Christiansen never so much as blinked—they might as well have been
discussing the railway schedule. It seemed that nothing about this
man, absolutely nothing, was going to be easy.
    “Three months before that, in Sao Paulo, one
Dieter Kurtz, also formerly of the SS, was found in a closet by his
Brazilian girlfriend, hanging from one of the hooks. He had been
strangled with a length of very heavy catgut, the E-string from a
double bass to be precise.”
    He glanced at the cello which Christiansen
was still holding delicately by the neck, but once again, the man
might as well not have been listening.
    “I happened to be in Sao Paulo just then,”
Leivick went on. He had decided not to be impressed with this
display of unnatural calm. After all, as Christiansen must have
realized perfectly well, the Mossad was not exactly a police
organization. “I was negotiating with Kurtz over a piece of
information. He was badly frightened and, as it turned out, he had
reason to be. If you had waited just one or two more days, Mr.
Christiansen, you would have saved me a great deal of trouble.”
    “What makes you so positive any of this is my
business?”
    “That was a double bass you were playing ten
nights ago in Havana, wasn’t it, Mr. Christiansen? I was sitting
rather far from the stage, but I don’t think I could have been
mistaken.”
    The cold blue eyes narrowed slightly—the man
was actually amused. Of course he had killed Gerhart Becker and
Dieter Kurtz—and, could it be, one or two others about which even
the Mossad remained ignorant?—and clearly he didn’t give a damn who
knew it. All at once Leivick felt a certain helplessness.
    “It would seem that we’ve been following the
same trail now for some time.” Leivick shrugged his shoulders, as
much out of resignation as anything else. There was no point in
threatening such a man. “We watched from a window across the street
while you climbed down onto Becker’s roof. We watched you leave an
hour and a half later. As a matter of fact, it was Becker who
alerted us to you, when he delivered that note to your hotel.”
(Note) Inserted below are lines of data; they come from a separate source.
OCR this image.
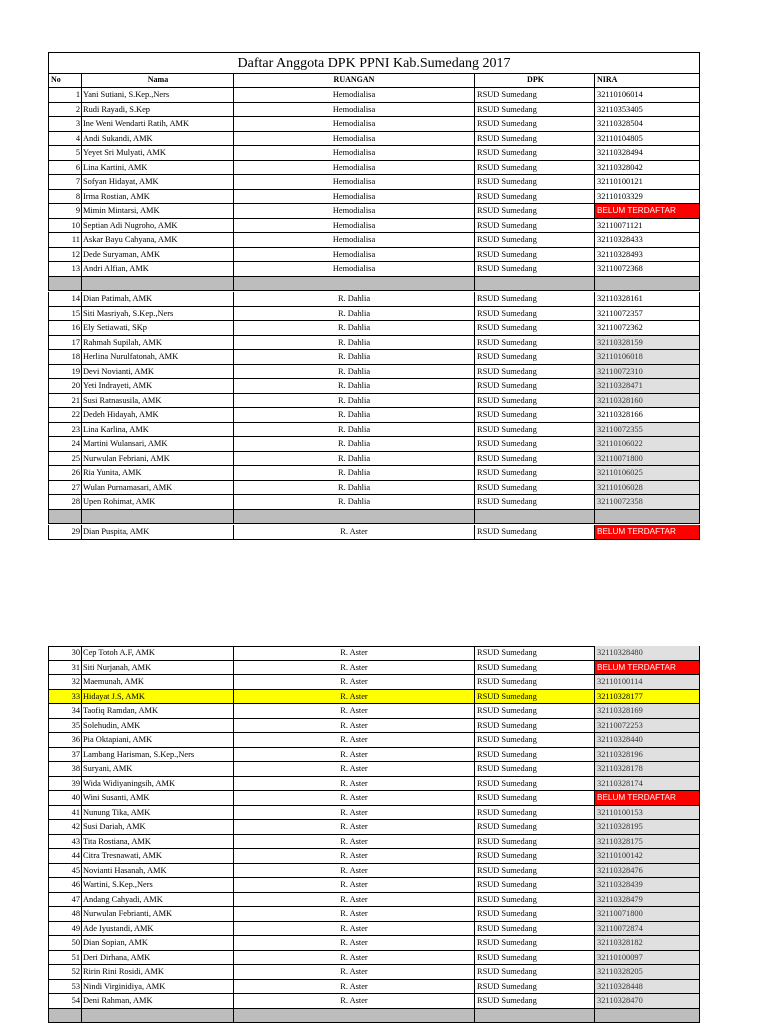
Daftar Anggota DPK PPNI Kab.Sumedang 2017
No	Nama	RUANGAN	DPK	NIRA
1 Yani Sutiani, S.Kep.,Ners	Hemodialisa	RSUD Sumedang	32110106014
2 Rudi Rayadi, S.Kep	Hemodialisa	RSUD Sumedang	32110353405
3 Ine Weni Wendarti Ratih, AMK	Hemodialisa	RSUD Sumedang	32110328504
4 Andi Sukandi, AMK	Hemodialisa	RSUD Sumedang	32110104805
5 Yeyet Sri Mulyati, AMK	Hemodialisa	RSUD Sumedang	32110328494
6 Lina Kartini, AMK	Hemodialisa	RSUD Sumedang	32110328042
7 Sofyan Hidayat, AMK	Hemodialisa	RSUD Sumedang	32110100121
8 Irma Rostian, AMK	Hemodialisa	RSUD Sumedang	32110103329
9 Mimin Mintarsi, AMK	Hemodialisa	RSUD Sumedang	BELUM TERDAFTAR
10 Septian Adi Nugroho, AMK	Hemodialisa	RSUD Sumedang	32110071121
11 Askar Bayu Cahyana, AMK	Hemodialisa	RSUD Sumedang	32110328433
12 Dede Suryaman, AMK	Hemodialisa	RSUD Sumedang	32110328493
13 Andri Alfian, AMK	Hemodialisa	RSUD Sumedang	32110072368
14 Dian Patimah, AMK	R. Dahlia	RSUD Sumedang	32110328161
15 Siti Masriyah, S.Kep.,Ners	R. Dahlia	RSUD Sumedang	32110072357
16 Ely Setiawati, SKp	R. Dahlia	RSUD Sumedang	32110072362
17 Rahmah Supilah, AMK	R. Dahlia	RSUD Sumedang	32110328159
18 Herlina Nurulfatonah, AMK	R. Dahlia	RSUD Sumedang	32110106018
19 Devi Novianti, AMK	R. Dahlia	RSUD Sumedang	32110072310
20 Yeti Indrayeti, AMK	R. Dahlia	RSUD Sumedang	32110328471
21 Susi Ratnasusila, AMK	R. Dahlia	RSUD Sumedang	32110328160
22 Dedeh Hidayah, AMK	R. Dahlia	RSUD Sumedang	32110328166
23 Lina Karlina, AMK	R. Dahlia	RSUD Sumedang	32110072355
24 Martini Wulansari, AMK	R. Dahlia	RSUD Sumedang	32110106022
25 Nurwulan Febriani, AMK	R. Dahlia	RSUD Sumedang	32110071800
26 Ria Yunita, AMK	R. Dahlia	RSUD Sumedang	32110106025
27 Wulan Purnamasari, AMK	R. Dahlia	RSUD Sumedang	32110106028
28 Upen Rohimat, AMK	R. Dahlia	RSUD Sumedang	32110072358
29 Dian Puspita, AMK	R. Aster	RSUD Sumedang	BELUM TERDAFTAR
30 Cep Totoh A.F, AMK	R. Aster	RSUD Sumedang	32110328480
31 Siti Nurjanah, AMK	R. Aster	RSUD Sumedang	BELUM TERDAFTAR
32 Maemunah, AMK	R. Aster	RSUD Sumedang	32110100114
33 Hidayat J.S, AMK	R. Aster	RSUD Sumedang	32110328177
34 Taofiq Ramdan, AMK	R. Aster	RSUD Sumedang	32110328169
35 Solehudin, AMK	R. Aster	RSUD Sumedang	32110072253
36 Pia Oktapiani, AMK	R. Aster	RSUD Sumedang	32110328440
37 Lambang Harisman, S.Kep.,Ners	R. Aster	RSUD Sumedang	32110328196
38 Suryani, AMK	R. Aster	RSUD Sumedang	32110328178
39 Wida Widiyaningsih, AMK	R. Aster	RSUD Sumedang	32110328174
40 Wini Susanti, AMK	R. Aster	RSUD Sumedang	BELUM TERDAFTAR
41 Nunung Tika, AMK	R. Aster	RSUD Sumedang	32110100153
42 Susi Dariah, AMK	R. Aster	RSUD Sumedang	32110328195
43 Tita Rostiana, AMK	R. Aster	RSUD Sumedang	32110328175
44 Citra Tresnawati, AMK	R. Aster	RSUD Sumedang	32110100142
45 Novianti Hasanah, AMK	R. Aster	RSUD Sumedang	32110328476
46 Wartini, S.Kep.,Ners	R. Aster	RSUD Sumedang	32110328439
47 Andang Cahyadi, AMK	R. Aster	RSUD Sumedang	32110328479
48 Nurwulan Febrianti, AMK	R. Aster	RSUD Sumedang	32110071800
49 Ade Iyustandi, AMK	R. Aster	RSUD Sumedang	32110072874
50 Dian Sopian, AMK	R. Aster	RSUD Sumedang	32110328182
51 Deri Dirhana, AMK	R. Aster	RSUD Sumedang	32110100097
52 Ririn Rini Rosidi, AMK	R. Aster	RSUD Sumedang	32110328205
53 Nindi Virginidiya, AMK	R. Aster	RSUD Sumedang	32110328448
54 Deni Rahman, AMK	R. Aster	RSUD Sumedang	32110328470
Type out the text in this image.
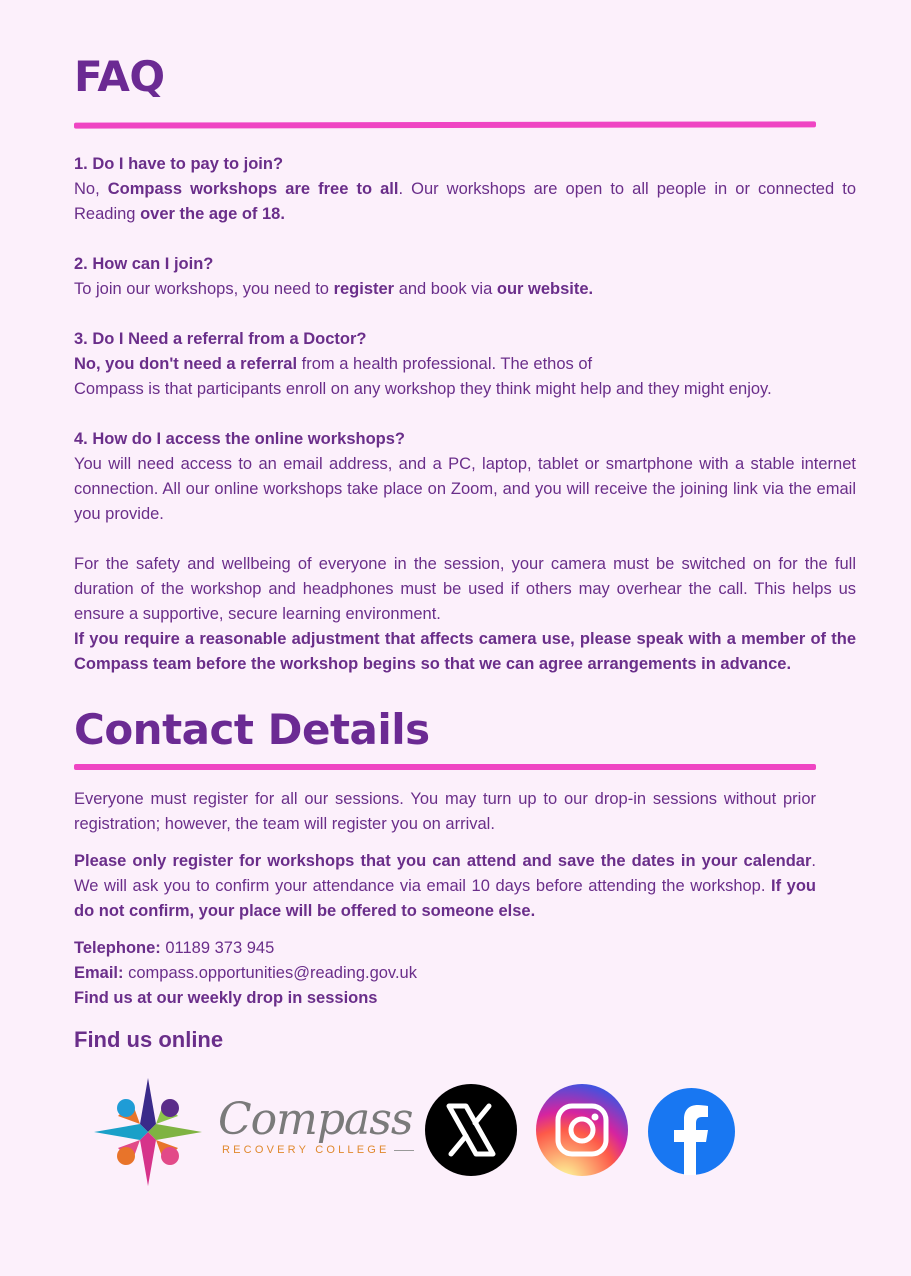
FAQ

1. Do I have to pay to join?

No, Compass workshops are free to all. Our workshops are open to all people in or connected to Reading over the age of 18.

2. How can I join?

To join our workshops, you need to register and book via our website.

3. Do I Need a referral from a Doctor?

No, you don't need a referral from a health professional. The ethos of
Compass is that participants enroll on any workshop they think might help and they might enjoy.

4. How do I access the online workshops?

You will need access to an email address, and a PC, laptop, tablet or smartphone with a stable internet connection. All our online workshops take place on Zoom, and you will receive the joining link via the email you provide.

For the safety and wellbeing of everyone in the session, your camera must be switched on for the full duration of the workshop and headphones must be used if others may overhear the call. This helps us ensure a supportive, secure learning environment.

If you require a reasonable adjustment that affects camera use, please speak with a member of the Compass team before the workshop begins so that we can agree arrangements in advance.

Contact Details

Everyone must register for all our sessions. You may turn up to our drop-in sessions without prior registration; however, the team will register you on arrival.

Please only register for workshops that you can attend and save the dates in your calendar. We will ask you to confirm your attendance via email 10 days before attending the workshop. If you do not confirm, your place will be offered to someone else.

Telephone: 01189 373 945

Email: compass.opportunities@reading.gov.uk

Find us at our weekly drop in sessions

Find us online

Compass
RECOVERY COLLEGE
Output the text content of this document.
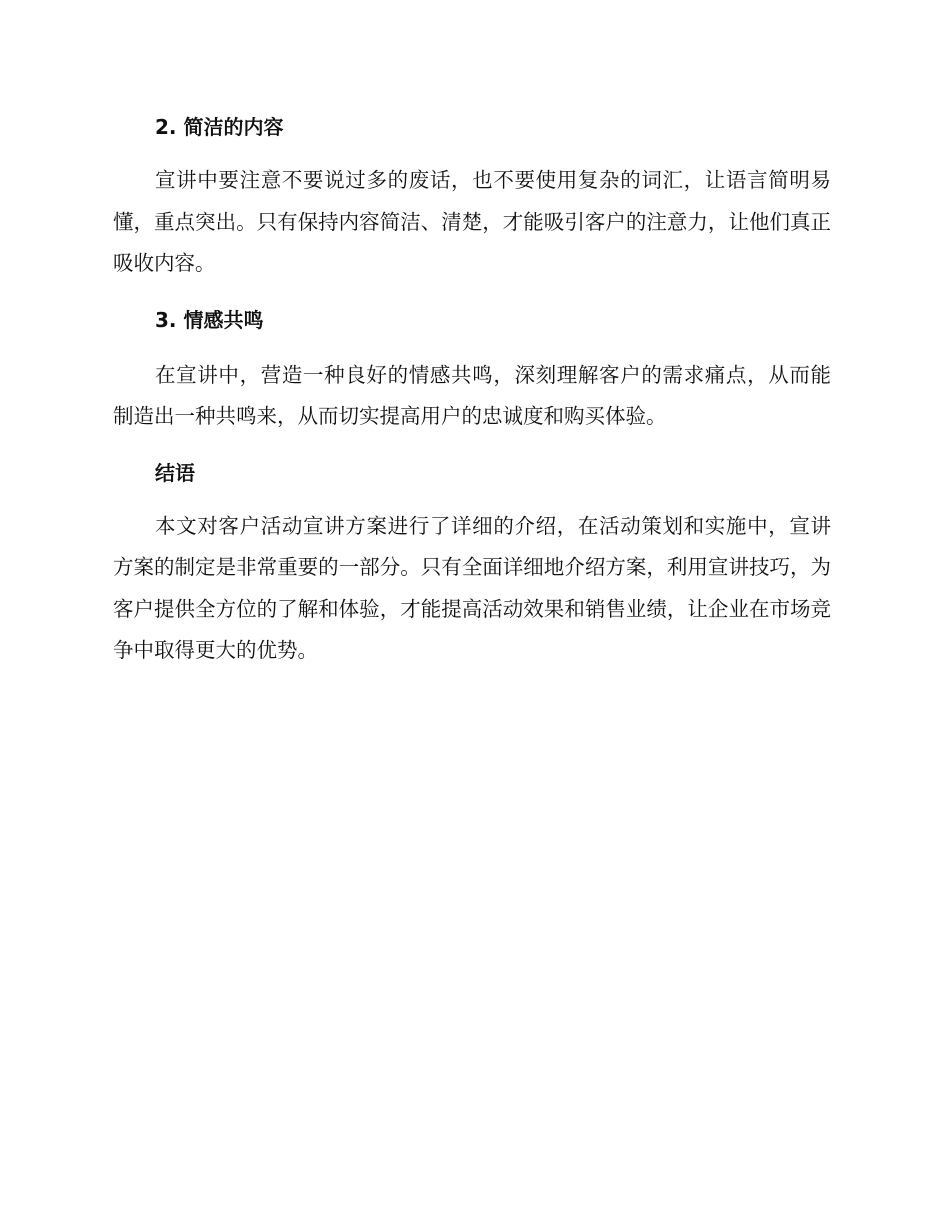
2. 简洁的内容

宣讲中要注意不要说过多的废话，也不要使用复杂的词汇，让语言简明易懂，重点突出。只有保持内容简洁、清楚，才能吸引客户的注意力，让他们真正吸收内容。

3. 情感共鸣

在宣讲中，营造一种良好的情感共鸣，深刻理解客户的需求痛点，从而能制造出一种共鸣来，从而切实提高用户的忠诚度和购买体验。

结语

本文对客户活动宣讲方案进行了详细的介绍，在活动策划和实施中，宣讲方案的制定是非常重要的一部分。只有全面详细地介绍方案，利用宣讲技巧，为客户提供全方位的了解和体验，才能提高活动效果和销售业绩，让企业在市场竞争中取得更大的优势。
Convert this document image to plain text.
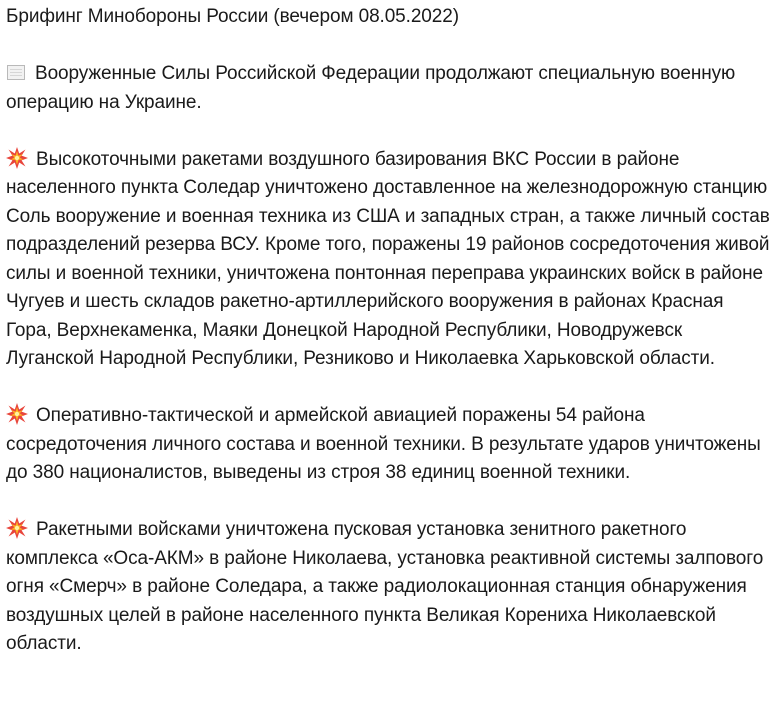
Брифинг Минобороны России (вечером 08.05.2022)
Вооруженные Силы Российской Федерации продолжают специальную военную операцию на Украине.
Высокоточными ракетами воздушного базирования ВКС России в районе населенного пункта Соледар уничтожено доставленное на железнодорожную станцию Соль вооружение и военная техника из США и западных стран, а также личный состав подразделений резерва ВСУ. Кроме того, поражены 19 районов сосредоточения живой силы и военной техники, уничтожена понтонная переправа украинских войск в районе Чугуев и шесть складов ракетно-артиллерийского вооружения в районах Красная Гора, Верхнекаменка, Маяки Донецкой Народной Республики, Новодружевск Луганской Народной Республики, Резниково и Николаевка Харьковской области.
Оперативно-тактической и армейской авиацией поражены 54 района сосредоточения личного состава и военной техники. В результате ударов уничтожены до 380 националистов, выведены из строя 38 единиц военной техники.
Ракетными войсками уничтожена пусковая установка зенитного ракетного комплекса «Оса-АКМ» в районе Николаева, установка реактивной системы залпового огня «Смерч» в районе Соледара, а также радиолокационная станция обнаружения воздушных целей в районе населенного пункта Великая Корениха Николаевской области.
    “Had you been trying to make a deal with him
too? I’m surprised you didn’t call the police the minute you were
aware of his danger.”
    The very blandness of the remark carried a
certain contemptuous irony—what business had anyone to hold
commerce with vermin like Gerhart Becker? Christiansen rose
suddenly from his chair, strode across the room to where his cello
case was lying on the floor like an empty coffin, and, with
touching delicacy, slid the instrument inside, like a father
lowering his favorite child into the grave.
    “We had made a decision by then that you were
the more promising lead. Did you know that for over a year now
Colonel Egon Hagemann has been having his former associates from
the Fifth Brigade assassinated? Under the circumstances, it was a
natural enough mistake. We thought you might lead us back to
him.”
    That, at least, elicited a reaction. As he
stood up from buckling the case lid closed, the muscles in
Christiansen’s jaw were working as rhythmically as a heartbeat. The
unreachable man had at last been reached.
    Yes, this one too knew what it was to hate
with soul-killing intensity. He was human after all, and a
casualty.
    “Is all of this about Hagemann? Is that it?”
Christiansen leaned back against the dresser, his arms folded
across his chest, making him look even more massive. “Because if
you have some private arrangement with Hagemann, you can just
forget it. As soon as I find him, he’s a dead man.”
    Leivick, who had remained seated, threw
himself back into his chair until it creaked distressedly. He was
hungry past imagining, he felt as if the walls of his stomach would
begin caving in on him at any moment.